You can also take a close look at your dog’s urine—both the amount and the color. A dog that is drinking too much water will be urinating much more frequently than normal (and may be having accidents in the house). Dogs that are drinking too much water will also have very diluted urine that will look very pale yellow or even clear. Usually the first morning urine of a dog is the most concentrated while later in the day urine color and odor is more variable.
Why Is My Dog Not Drinking Water?
What if your dog is not drinking the recommended amount of water each day? There could be a variety of reasons. Dogs that are sick often don’t feel like eating or drinking. If your dog’s reduced water intake is sudden, take him to the veterinarian for an exam.
Often though, dogs may simply lack interest in drinking, either because they don’t feel thirsty or because they are picky about the taste or temperature of their water, or the location of their water bowl.
If you notice this pickiness, try refilling your dog’s water bowl with clean, fresh water or move the water bowl to a different location. If that still doesn’t entice him to drink, reach out to your veterinarian to discuss options.

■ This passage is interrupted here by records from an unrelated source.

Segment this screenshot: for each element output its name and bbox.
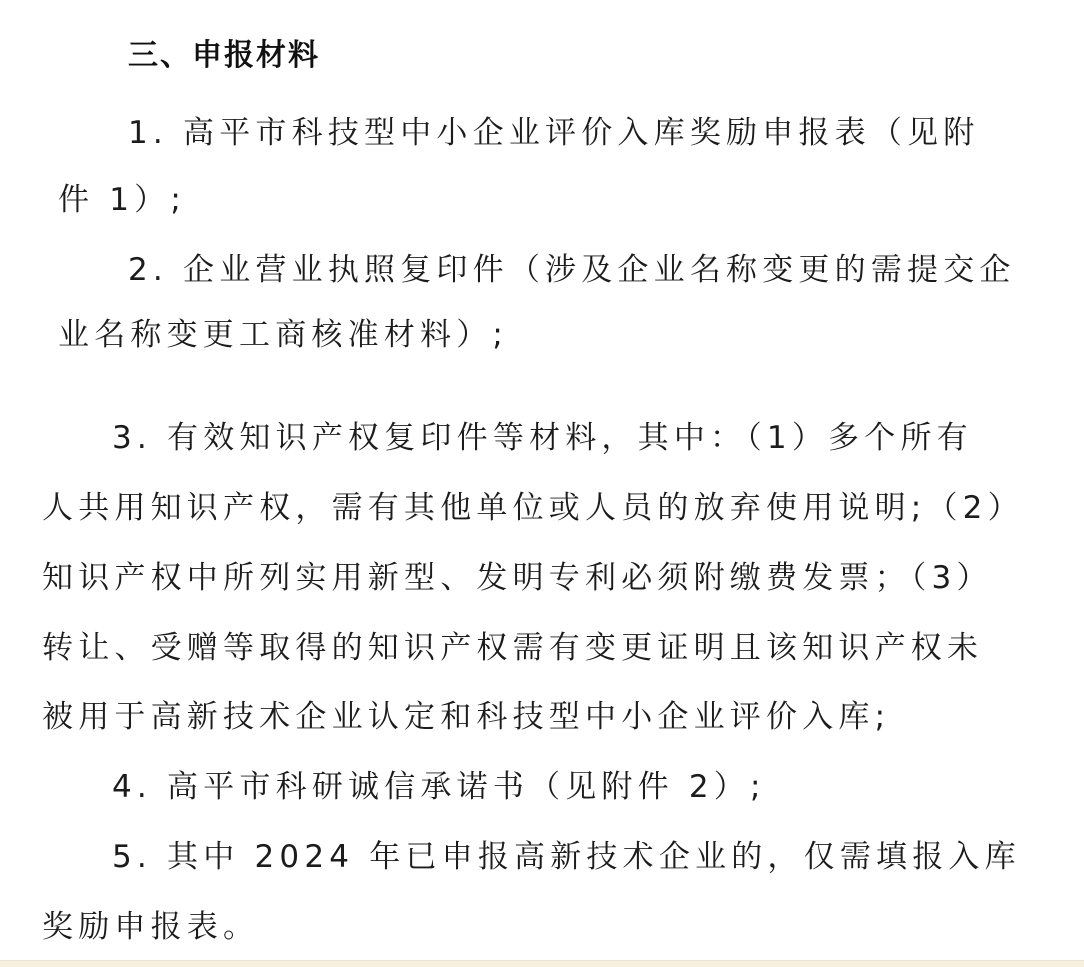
- item-1-line-2: 件 1）;: [58, 180, 186, 220]
- item-3-line-4: 转让、受赠等取得的知识产权需有变更证明且该知识产权未: [42, 628, 983, 668]
- item-5-line-2: 奖励申报表。: [42, 907, 259, 947]
- item-3-line-1: 3. 有效知识产权复印件等材料，其中：（1）多个所有: [112, 418, 973, 458]
- section-heading: 三、申报材料: [128, 30, 320, 74]
- item-3-line-3: 知识产权中所列实用新型、发明专利必须附缴费发票；（3）: [42, 558, 993, 598]
- item-2-line-2: 业名称变更工商核准材料）;: [58, 315, 508, 355]
- bottom-edge-strip: [0, 960, 1084, 967]
- item-3-line-5: 被用于高新技术企业认定和科技型中小企业评价入库;: [42, 697, 890, 737]
- item-1-line-1: 1. 高平市科技型中小企业评价入库奖励申报表（见附: [128, 113, 979, 153]
- document-page: 三、申报材料 1. 高平市科技型中小企业评价入库奖励申报表（见附 件 1）; 2…: [0, 0, 1084, 961]
- item-5-line-1: 5. 其中 2024 年已申报高新技术企业的，仅需填报入库: [112, 837, 1021, 877]
- item-4-line-1: 4. 高平市科研诚信承诺书（见附件 2）;: [112, 767, 766, 807]
- item-3-line-2: 人共用知识产权，需有其他单位或人员的放弃使用说明;（2）: [42, 488, 1024, 528]
- item-2-line-1: 2. 企业营业执照复印件（涉及企业名称变更的需提交企: [128, 250, 1016, 290]
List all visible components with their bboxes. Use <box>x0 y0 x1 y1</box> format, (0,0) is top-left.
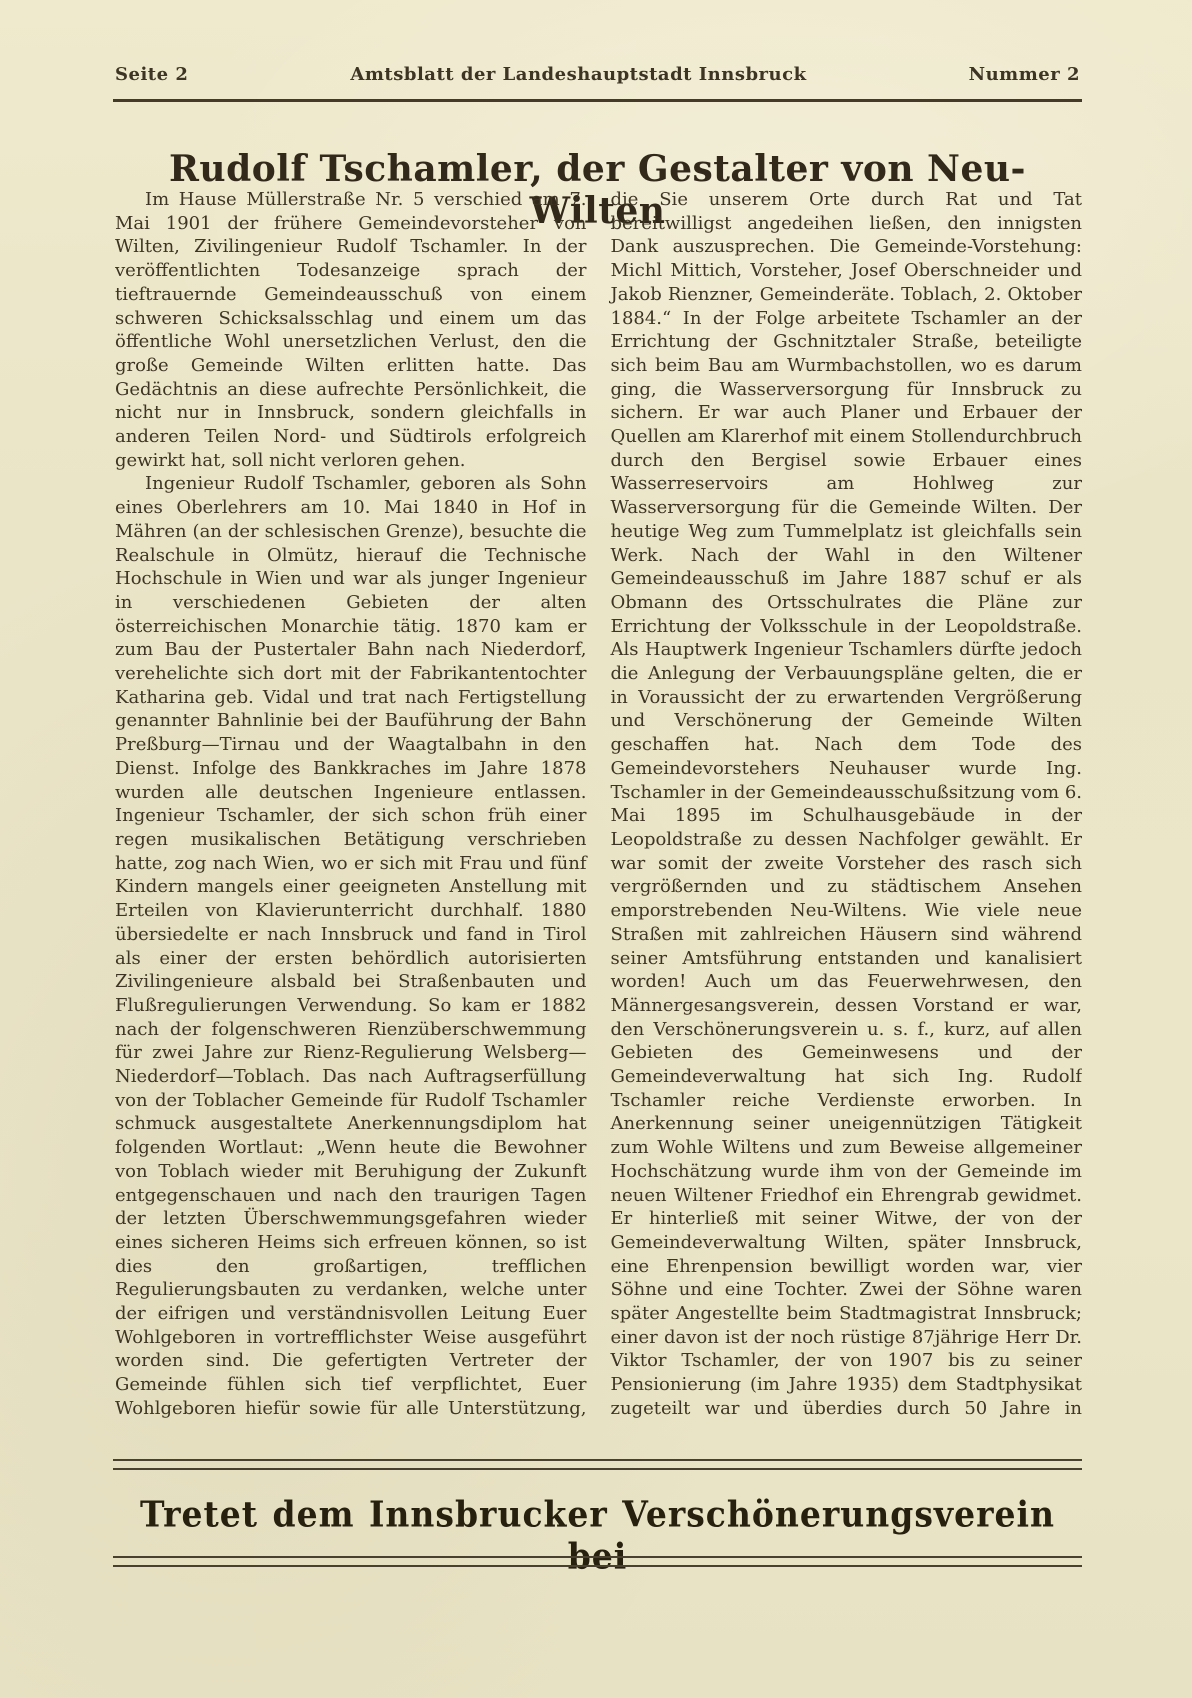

How to Help Your Dog Get the Right Amount of Water
Staying hydrated is vitally important to your dog’s overall health. Even low levels of dehydration can be taxing on your dog’s organs. Additionally, dogs with certain medical conditions like kidney disease or urinary stones need to remain well hydrated to stay healthy. On the flip side, drinking too much water is also hard on a dog’s body, and can lead to accidents in the house.
Luckily, there are some steps you can take to help entice your dog to drink more water and also to curb excessive water consumption.
If Your Dog Isn’t Drinking Enough
“You can encourage your dog to drink more water by making sure the water is easily accessible, ensuring it’s clean and fresh, cooling the water (cold water is more palatable for both humans and dogs), and possibly raising the water bowl on a stand, depending on the size of your dog,” Weitzman says.
Some dogs enjoy drinking from pet fountains, which keep the water cool and fresh tasting. You can also try adding a splash of low-sodium chicken broth to your dog’s water to tempt him to drink more.
If you feel like your dog still isn’t drinking enough, ask your veterinarian about whether adding wet food to your dog’s diet can help. “Feed at least 25 percent of the diet as wet food and the dog will increase their water intake through the food,” advises Carlson.
If Your Dog is Drinking Too Much
If your dog is drinking and urinating more than usual, the first step is a visit to the veterinarian.
“If your dog drinks a lot more than an ounce of water per pound of body weight per day, it might signal a health issue,” Weitzman says.
If your dog takes prescription medication and suddenly starts drinking more water, your veterinarian might want to adjust the medication or try something different. Give your veterinarian a call right away.
If your dog gets a clean bill of health, ask your vet if it’s okay to pick up the water bowl a few hours before bedtime to cut down on nighttime bathroom breaks and unnecessary water consumption.
Monitoring your dog’s water intake is an important part of tracking their health. Noticing a change, like increased thirst, early can help protect your pet’s health.